Vietnam War veterans will nod with understanding over many of Noel Koch’s comments contrasting support for wounded troops and veterans today, from citizenry and government, compared to how it was 40 years ago.

During the Vietnam War, he said, “we got very good at saving people’s lives on the battlefield. But we never got good at giving them a life worth living once they got back here,” Koch said. “We just warehoused them in VA hospitals and that’s part of the scandal of the times.”

“We’re not going to let that happen again,” he continued. “And that’s a directive that comes from the president — and I should say the First Lady as well — and runs in a straight line, with the secretary of defense straddling it, right into this office.”

Koch is director of the Department of Defense’s Office of Transition Policy and Care Coodination (TPCC), an entity less than a year old. He’s responsible for how well DoD and the services implement very ambitious initiatives and reforms to ensure this generation of warriors gets the support it needs to stay in service or move as smoothly as possible into civilian life.

At the risk of personalizing the issue too much, Koch said, he noted he’s a member of Vietnam Veterans of America.

“And our basic motto is never again will one generation of veterans abandon another. You may take from that a certain sense of grievance,” he said, “but that’s not the important part. The important part is this: that (Vietnam) generation is determined to take care of this generation.”

In the wake of the scandal that rocked the campus of the Walter Reed Medical Center more than two years ago, several commissions and internal studies produced mounds of recommendations to improve support of wounded warriors. Seemingly before the ink dried on commission draft reports, Congress had passed comprehensive wounded warrior legislation.
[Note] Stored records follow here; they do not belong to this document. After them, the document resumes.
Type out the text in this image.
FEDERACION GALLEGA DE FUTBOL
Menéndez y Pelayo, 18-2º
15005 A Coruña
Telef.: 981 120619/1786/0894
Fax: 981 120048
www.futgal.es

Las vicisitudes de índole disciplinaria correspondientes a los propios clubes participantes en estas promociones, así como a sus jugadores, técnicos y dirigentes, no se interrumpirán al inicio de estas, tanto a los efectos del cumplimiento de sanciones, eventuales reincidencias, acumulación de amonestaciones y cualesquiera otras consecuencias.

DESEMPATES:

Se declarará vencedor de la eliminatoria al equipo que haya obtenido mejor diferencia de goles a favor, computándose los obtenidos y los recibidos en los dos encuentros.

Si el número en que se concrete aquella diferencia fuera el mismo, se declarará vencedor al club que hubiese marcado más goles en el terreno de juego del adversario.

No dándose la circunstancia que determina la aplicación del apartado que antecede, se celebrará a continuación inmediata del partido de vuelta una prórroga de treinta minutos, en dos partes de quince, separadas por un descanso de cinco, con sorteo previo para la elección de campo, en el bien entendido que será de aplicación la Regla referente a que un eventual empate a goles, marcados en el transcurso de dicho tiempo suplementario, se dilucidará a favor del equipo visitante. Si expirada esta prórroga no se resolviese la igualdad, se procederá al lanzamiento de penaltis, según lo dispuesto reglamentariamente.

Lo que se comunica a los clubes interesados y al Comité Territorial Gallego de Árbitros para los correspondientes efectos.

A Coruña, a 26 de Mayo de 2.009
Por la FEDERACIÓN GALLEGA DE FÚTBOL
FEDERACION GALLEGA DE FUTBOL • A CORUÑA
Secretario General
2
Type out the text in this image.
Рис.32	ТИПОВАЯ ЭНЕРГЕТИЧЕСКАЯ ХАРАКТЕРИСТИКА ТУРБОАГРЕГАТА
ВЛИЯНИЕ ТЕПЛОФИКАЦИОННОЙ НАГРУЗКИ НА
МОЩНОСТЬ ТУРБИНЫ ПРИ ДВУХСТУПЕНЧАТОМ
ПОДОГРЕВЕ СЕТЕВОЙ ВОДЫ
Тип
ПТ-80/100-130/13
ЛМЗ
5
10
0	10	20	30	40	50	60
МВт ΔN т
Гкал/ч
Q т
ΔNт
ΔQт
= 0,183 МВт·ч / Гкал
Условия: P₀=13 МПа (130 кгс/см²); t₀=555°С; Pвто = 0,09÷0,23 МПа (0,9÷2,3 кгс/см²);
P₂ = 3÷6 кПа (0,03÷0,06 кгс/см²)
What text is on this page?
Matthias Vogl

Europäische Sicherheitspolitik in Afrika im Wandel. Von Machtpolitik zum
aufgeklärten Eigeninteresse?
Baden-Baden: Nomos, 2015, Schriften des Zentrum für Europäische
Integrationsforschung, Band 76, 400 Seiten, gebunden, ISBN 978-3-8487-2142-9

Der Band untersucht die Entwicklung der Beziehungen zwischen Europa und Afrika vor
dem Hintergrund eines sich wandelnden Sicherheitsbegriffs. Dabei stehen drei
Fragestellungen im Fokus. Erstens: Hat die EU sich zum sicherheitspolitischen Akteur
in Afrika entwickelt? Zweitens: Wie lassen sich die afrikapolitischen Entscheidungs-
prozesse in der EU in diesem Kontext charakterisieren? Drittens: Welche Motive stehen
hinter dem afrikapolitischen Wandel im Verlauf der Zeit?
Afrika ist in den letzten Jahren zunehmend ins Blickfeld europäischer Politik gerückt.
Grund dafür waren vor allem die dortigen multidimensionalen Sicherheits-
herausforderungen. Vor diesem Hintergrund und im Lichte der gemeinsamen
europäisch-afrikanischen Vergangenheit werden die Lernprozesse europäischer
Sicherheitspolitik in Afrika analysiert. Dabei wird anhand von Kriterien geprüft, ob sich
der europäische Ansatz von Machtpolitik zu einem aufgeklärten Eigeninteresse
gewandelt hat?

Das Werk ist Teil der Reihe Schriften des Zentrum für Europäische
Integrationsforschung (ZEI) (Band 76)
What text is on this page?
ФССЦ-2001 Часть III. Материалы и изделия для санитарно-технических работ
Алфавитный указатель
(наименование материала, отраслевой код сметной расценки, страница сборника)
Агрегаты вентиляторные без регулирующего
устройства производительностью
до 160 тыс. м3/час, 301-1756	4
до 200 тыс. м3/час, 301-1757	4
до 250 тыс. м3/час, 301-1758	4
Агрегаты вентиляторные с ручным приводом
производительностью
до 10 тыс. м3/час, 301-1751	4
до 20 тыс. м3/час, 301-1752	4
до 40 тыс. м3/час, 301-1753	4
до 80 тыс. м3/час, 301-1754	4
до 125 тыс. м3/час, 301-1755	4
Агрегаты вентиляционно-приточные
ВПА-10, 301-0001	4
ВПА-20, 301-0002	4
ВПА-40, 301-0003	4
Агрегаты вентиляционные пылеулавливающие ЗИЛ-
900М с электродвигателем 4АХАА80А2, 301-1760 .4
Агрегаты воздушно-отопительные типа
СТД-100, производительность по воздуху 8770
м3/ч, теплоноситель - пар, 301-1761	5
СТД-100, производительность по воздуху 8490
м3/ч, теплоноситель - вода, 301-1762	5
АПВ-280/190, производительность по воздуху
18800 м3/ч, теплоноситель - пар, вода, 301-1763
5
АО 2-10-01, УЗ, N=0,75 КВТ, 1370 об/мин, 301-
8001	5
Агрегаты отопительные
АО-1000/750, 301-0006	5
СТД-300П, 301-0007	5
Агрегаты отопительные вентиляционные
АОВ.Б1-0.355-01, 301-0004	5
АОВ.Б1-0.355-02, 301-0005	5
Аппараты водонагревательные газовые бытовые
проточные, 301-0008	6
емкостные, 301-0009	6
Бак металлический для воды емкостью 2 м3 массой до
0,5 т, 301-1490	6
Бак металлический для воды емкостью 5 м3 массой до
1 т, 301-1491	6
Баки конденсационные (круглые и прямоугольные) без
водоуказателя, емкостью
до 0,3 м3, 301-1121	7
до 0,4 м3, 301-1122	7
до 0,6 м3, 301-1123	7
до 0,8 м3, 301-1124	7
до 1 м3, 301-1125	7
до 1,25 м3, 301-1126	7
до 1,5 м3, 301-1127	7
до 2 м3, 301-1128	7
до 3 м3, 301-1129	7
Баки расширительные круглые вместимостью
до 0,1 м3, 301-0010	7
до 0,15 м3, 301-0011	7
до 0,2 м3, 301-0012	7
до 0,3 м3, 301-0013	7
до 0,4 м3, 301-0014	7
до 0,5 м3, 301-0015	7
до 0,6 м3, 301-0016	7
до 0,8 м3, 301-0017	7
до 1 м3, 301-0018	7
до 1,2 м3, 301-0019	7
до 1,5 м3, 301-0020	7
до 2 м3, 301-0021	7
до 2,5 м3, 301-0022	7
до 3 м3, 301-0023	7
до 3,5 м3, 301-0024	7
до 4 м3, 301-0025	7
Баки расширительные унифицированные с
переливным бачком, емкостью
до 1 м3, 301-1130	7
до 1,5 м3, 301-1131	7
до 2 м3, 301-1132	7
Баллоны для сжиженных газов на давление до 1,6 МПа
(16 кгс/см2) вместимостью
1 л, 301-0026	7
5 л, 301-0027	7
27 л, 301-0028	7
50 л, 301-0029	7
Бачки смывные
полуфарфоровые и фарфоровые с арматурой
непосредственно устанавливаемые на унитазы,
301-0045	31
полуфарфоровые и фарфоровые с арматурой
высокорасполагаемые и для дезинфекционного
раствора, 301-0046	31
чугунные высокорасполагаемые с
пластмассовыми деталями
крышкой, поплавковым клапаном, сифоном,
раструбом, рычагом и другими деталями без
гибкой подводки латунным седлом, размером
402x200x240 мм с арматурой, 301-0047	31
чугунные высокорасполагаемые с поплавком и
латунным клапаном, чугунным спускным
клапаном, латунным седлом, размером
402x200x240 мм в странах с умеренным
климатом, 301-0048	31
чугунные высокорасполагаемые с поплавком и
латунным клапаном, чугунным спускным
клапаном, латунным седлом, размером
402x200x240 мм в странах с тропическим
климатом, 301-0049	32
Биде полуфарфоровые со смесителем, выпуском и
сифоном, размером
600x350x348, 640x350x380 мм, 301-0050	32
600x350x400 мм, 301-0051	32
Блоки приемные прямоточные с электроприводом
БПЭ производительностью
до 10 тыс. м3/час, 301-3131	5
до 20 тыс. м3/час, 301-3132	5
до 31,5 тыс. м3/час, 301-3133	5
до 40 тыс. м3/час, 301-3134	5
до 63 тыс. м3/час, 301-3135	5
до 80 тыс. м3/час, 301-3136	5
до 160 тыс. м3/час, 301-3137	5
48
Meanwhile, the departments of Defense and Veterans Affairs jointly established the Wounded, Ill and Injured Senior Oversight Committee (SOC), co-chaired by the deputy secretaries of VA and DoD. The SOC was to ensure that wounded warrior legislation was implemented properly and that key task force recommendations were adopted and resourced.

The spotlight has dimmed, SOC survives but, within DoD, it’s Koch’s TPCC office, with a staff of 30 and rising, taking over day-to-day oversight of dramatic warrior transition reforms.